Geoff Cox’s DVDs: Chef, The Fault In Our Stars, The Christmas Candle, Blood Ties

If you’re thinking of watching CHEF (15: Lionsgate) after this review, don’t do so on an empty stomach.
Jon Favreau in ChefJon Favreau in Chef
Jon Favreau in Chef

It’s a feel-good foodie film that will have you salivating within minutes.

Director Jon Favreau also stars as stellar chef Carl Casper, who quits his job at a prestigious Los Angeles restaurant after refusing to compromise his creative integrity to the owner (Dustin Hoffman).

He takes to the road to rediscover his culinary mojo and with support from his ex-wife (Sofia Vergara) ends up in Miami with a food truck, his son and an old friend/fellow cook (John Leguizamo).

An uplifting road trip back to LA produces delicious morsels of family bonding, with Scarlett Johansson, Robert Downey Jr and Oliver Platt (as a food critic) adding to the fun.

Favreau dishes up a movie that’s both sweet and spicy, without a trace of bitterness.

> On the other hand, tear-jerking romantic drama THE FAULT IN OUR STARS (12: Twentieth Century Fox)is bitter-sweet.

Shailene Woodley plays precocious Indianapolis teenager Hazel, who has a restricted lifestyle as she’s suffering from terminal thyroid cancer.

She reluctantly joins a parents’ support group where she meets a charmer named Gus (Ansel Elgort), who is in remission after losing one of his legs to bone cancer. The pair fall in love and a shared passion for books leads them on a literary pilgrimage to Amsterdam in search of reclusive author Peter van Houten.

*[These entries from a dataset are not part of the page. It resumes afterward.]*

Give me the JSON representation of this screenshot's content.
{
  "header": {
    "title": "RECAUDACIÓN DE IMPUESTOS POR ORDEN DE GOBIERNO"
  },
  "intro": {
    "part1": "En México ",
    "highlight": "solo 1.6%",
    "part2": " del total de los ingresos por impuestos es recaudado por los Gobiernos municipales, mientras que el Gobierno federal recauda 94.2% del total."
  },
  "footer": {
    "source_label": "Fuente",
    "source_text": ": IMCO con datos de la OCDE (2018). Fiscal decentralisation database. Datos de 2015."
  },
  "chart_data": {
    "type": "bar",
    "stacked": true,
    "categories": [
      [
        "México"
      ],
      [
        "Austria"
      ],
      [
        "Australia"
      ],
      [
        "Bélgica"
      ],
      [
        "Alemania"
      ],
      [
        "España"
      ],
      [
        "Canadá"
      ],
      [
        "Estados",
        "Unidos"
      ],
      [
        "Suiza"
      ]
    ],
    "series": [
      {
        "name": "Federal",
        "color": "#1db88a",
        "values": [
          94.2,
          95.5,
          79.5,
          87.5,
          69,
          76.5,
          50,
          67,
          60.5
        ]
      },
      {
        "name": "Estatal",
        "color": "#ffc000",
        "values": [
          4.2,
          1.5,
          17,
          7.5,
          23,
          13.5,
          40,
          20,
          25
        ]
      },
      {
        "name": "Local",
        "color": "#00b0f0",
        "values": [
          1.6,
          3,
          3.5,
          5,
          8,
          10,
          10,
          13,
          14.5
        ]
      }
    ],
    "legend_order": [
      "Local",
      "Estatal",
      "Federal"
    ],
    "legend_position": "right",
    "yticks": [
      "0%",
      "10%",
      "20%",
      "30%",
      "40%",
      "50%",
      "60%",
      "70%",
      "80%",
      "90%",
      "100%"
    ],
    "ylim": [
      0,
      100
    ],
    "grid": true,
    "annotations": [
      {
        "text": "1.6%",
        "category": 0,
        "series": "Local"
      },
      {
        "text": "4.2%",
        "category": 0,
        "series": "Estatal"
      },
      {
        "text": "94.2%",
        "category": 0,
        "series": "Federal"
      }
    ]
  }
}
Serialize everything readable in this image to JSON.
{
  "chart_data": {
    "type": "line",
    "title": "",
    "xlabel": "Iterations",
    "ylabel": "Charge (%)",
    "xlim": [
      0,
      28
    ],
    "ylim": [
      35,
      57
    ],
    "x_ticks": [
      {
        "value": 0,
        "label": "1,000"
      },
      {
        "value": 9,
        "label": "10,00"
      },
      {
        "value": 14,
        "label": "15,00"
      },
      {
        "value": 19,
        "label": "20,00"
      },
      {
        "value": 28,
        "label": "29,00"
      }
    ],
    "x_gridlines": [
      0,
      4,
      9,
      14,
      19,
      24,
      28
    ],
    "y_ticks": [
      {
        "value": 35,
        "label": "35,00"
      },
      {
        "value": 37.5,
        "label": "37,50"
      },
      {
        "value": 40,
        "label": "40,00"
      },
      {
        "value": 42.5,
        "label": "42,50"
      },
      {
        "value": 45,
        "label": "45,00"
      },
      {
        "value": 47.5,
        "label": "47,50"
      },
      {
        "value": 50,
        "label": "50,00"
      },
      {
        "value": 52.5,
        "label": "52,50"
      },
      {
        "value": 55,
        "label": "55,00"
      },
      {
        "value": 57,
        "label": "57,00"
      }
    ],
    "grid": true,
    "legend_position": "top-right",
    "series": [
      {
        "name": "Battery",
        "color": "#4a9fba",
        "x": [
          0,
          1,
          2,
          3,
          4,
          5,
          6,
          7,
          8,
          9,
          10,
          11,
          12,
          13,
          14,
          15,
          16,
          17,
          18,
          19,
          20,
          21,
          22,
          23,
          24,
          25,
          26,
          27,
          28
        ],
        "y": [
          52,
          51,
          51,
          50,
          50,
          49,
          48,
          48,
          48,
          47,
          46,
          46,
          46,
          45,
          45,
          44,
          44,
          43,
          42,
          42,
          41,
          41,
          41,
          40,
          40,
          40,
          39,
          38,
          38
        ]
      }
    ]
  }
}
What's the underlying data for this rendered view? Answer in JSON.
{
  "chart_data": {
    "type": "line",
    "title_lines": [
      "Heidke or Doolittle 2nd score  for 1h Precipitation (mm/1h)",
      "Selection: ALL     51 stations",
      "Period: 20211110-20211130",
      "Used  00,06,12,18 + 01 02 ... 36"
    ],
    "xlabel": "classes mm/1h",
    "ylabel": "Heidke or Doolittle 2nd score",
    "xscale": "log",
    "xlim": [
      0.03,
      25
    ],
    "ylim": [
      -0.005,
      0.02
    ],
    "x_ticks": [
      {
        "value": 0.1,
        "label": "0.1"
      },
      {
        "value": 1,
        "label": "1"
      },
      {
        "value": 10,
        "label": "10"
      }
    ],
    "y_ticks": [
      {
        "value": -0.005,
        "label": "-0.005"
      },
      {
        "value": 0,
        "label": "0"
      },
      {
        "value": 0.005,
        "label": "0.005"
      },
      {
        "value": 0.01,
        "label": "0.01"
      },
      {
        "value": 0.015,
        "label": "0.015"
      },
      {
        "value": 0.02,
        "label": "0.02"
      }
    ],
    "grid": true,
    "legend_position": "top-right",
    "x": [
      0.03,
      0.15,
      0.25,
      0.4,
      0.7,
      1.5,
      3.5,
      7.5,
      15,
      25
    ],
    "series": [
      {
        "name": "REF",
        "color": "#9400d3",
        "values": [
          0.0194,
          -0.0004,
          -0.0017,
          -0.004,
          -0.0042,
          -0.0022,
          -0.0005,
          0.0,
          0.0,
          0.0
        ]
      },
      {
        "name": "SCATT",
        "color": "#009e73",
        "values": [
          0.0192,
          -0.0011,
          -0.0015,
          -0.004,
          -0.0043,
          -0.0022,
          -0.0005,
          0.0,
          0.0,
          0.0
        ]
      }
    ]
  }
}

The movie alternates between mawkish melodrama and heartfelt sincerity, although Woodley has a smile that lights up the screen and is utterly believable, even when the story isn’t.

Sentimental viewers will be reaching for the tissues, but cynics are unlikely to be won over.

> Festive family offering THE CHRISTMAS CANDLE (U: Koch Media) will probably be remembered for the acting debut of former Britain’s Got Talent contestant Susan Boyle.

She’s the singing wife of a churchwarden (James Cosmo), who welcomes a new vicar (Hans Matheson) to the Cotswolds village of Gladbury some time in the late 19th century.

The priest has had his beliefs tested in the bi g city and is not prepared to accept that every 25 years a candle made by the family of a local chandler (Sylvester McCoy) will ensure the recipient’s prayer is answered.

Yet faith and fate conspire to teach him a Yuletide lesson that might once have been taken to heart by British viewers, but probably won’t have much impact in our cynical times.

> Set in 1970s Brooklyn, BLOOD TIES (15: Lionsgate) is a character-driven tale that’s as much a family drama as a crime thriller.

It hinges on the return of Chris (Clive Owen), a career criminal released from prison after serving a nine-year stretch. He tries to go straight and moves in with younger brother Frank (Billy Crudup), a law-abiding cop, but before long he returns to his old ways.

No prizes for guessing how the story plays out.

While violent action is kept to a minimum, it packs a genuine punch when it does erupt.

Owen gives an interesting performance and stand-out turns are provided by Marion Cotillard as Chris’s drug-addled ex-wife and James Caan as the boys’ ailing father.